The dollar was under pressure in Asia Friday following a disappointing batch of data out of the United States and eurozone that led investors out of high risk assets.
In afternoon Tokyo trading, the greenback fetched 101.46 yen, down from 101.57 yen in New York and 101.83 yen in Tokyo earlier Thursday.
The euro bought $1.3715 and 139.19 yen compared with $1.3711 and 139.26 yen.
In other trading, the Indian rupee gained more than one percent as the nation's stock market jumped to a record high.
The dollar bought 58.69 Indian rupees Friday afternoon, down from 59.50 rupees on Thursday, as election results indicated Hindu nationalist party leader Narendra Modi, riding a wave of public support for his pledge to revive the economy, was set to become the country's next prime minister.
In the eurozone, gross domestic product (GDP) across the 18-nation group expanded just 0.2 percent in January-March, data agency Eurostat said, half the 0.4 percent that had been forecast.
Italy, the third-biggest economy in the bloc, shrank 0.1 percent in that period, while Portugal, which is about to emerge from a bailout, contracted 0.7 percent.

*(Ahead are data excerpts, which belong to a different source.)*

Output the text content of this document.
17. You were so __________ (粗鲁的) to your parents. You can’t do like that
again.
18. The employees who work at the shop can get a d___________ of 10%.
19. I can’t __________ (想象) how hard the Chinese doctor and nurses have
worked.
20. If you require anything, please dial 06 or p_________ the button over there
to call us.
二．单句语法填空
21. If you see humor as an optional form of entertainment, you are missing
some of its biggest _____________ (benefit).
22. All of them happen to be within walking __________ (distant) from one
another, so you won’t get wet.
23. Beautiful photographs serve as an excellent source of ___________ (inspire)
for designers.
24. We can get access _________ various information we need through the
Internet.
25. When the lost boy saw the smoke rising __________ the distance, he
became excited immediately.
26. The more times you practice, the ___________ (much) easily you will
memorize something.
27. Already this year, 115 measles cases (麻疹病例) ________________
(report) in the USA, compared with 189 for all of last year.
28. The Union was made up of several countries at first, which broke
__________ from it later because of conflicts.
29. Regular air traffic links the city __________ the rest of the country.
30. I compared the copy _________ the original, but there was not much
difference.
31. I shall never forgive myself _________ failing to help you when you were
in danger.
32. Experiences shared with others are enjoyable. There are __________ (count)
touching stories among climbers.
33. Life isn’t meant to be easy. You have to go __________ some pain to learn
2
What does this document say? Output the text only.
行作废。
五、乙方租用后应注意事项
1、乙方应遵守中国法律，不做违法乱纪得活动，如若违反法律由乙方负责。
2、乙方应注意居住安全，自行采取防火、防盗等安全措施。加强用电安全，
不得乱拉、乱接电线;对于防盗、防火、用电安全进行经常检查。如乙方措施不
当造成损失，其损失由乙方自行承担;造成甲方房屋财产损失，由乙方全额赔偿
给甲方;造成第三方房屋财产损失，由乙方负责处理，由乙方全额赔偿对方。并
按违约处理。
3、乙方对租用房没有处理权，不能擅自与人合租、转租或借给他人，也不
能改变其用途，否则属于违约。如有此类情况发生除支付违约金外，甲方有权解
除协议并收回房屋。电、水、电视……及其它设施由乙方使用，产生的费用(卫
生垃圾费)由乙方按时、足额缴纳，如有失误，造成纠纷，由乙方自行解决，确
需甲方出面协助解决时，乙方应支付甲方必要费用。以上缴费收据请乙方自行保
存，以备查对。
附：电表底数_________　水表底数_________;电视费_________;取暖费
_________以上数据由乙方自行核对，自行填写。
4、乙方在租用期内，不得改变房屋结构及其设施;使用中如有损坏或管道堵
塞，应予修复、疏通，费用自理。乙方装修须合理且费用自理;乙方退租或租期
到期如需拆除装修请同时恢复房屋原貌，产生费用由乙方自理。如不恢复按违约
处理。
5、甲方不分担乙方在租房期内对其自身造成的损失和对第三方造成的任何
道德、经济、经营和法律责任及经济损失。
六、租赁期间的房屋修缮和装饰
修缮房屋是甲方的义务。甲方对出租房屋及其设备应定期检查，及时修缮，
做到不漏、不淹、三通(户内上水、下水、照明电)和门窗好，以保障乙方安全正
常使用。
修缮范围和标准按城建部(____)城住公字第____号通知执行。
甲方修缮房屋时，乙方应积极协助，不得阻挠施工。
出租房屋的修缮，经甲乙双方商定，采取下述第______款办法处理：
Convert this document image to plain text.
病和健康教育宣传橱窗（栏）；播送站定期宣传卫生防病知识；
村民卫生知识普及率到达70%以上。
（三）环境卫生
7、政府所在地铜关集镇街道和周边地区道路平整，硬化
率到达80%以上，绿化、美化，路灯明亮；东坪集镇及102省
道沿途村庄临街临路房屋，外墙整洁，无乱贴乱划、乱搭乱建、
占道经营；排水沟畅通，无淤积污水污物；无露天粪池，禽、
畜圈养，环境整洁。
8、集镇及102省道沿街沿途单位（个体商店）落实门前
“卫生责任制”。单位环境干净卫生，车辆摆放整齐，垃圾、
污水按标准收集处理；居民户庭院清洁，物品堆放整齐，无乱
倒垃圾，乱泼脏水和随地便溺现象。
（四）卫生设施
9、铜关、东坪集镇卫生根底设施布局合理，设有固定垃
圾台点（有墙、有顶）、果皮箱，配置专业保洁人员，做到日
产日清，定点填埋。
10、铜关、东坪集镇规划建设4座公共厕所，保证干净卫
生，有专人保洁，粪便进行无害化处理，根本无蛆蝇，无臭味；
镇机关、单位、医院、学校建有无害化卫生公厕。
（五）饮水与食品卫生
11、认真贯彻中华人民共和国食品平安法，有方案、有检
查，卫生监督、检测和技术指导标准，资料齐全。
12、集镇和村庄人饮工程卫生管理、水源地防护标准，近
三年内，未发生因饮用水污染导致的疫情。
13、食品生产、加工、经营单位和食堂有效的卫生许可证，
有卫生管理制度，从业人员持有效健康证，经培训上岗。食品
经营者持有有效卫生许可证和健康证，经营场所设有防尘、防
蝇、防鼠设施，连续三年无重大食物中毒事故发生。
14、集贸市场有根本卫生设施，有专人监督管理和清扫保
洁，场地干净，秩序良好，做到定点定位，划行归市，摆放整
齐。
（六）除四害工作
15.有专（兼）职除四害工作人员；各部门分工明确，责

Separately Eurostat confirmed eurozone inflation rose to 0.7 percent in April, up from the 0.5 percent reported in March but still well off the European Central Bank's 2.0 percent target.
While there was a bright spot with Germany seeing growth double to 0.8 percent, the data add to expectations the European Central Bank (ECB) will ease monetary policy conditions to kick-start growth in the region and soothe fears of deflation.
"The euro has been capped of late, mainly on the back of lower-than-expected growth data and as most ECB members supported the view of more aggressive monetary policy action being considered as soon as next month," Credit Agricole said.
"However, it appears that the jury is still out when it comes to aggressive measures," it added.
Adding to the unease, US industrial production fell 0.6 percent in April after two months of gains, although new jobless claims hit a seven-year low last week.
"Markets prefer to focus on the negative at the moment... and this dominated over some relatively good news," National Australia Bank said. "That tone is likely to stay for now."
The dollar was mixed against other Asia-Pacific currencies. It weakened to 11,401.80 Indonesian rupiah from 11,446.80 rupiah, to Tw$30.15 from Tw$30.16, and to 1,025.16 South Korean won from 1,026.44 won.
The US unit rose to Sg$1.2520 from Sg$1.2509, to 43.75 Philippine pesos from 43.70 pesos and to 32.48 Thai baht from 32.45 baht.
The Australian dollar weakened to 93.53 US cents from 93.72 cents while the Chinese yuan slipped to 16.26 yen from 16.30 yen.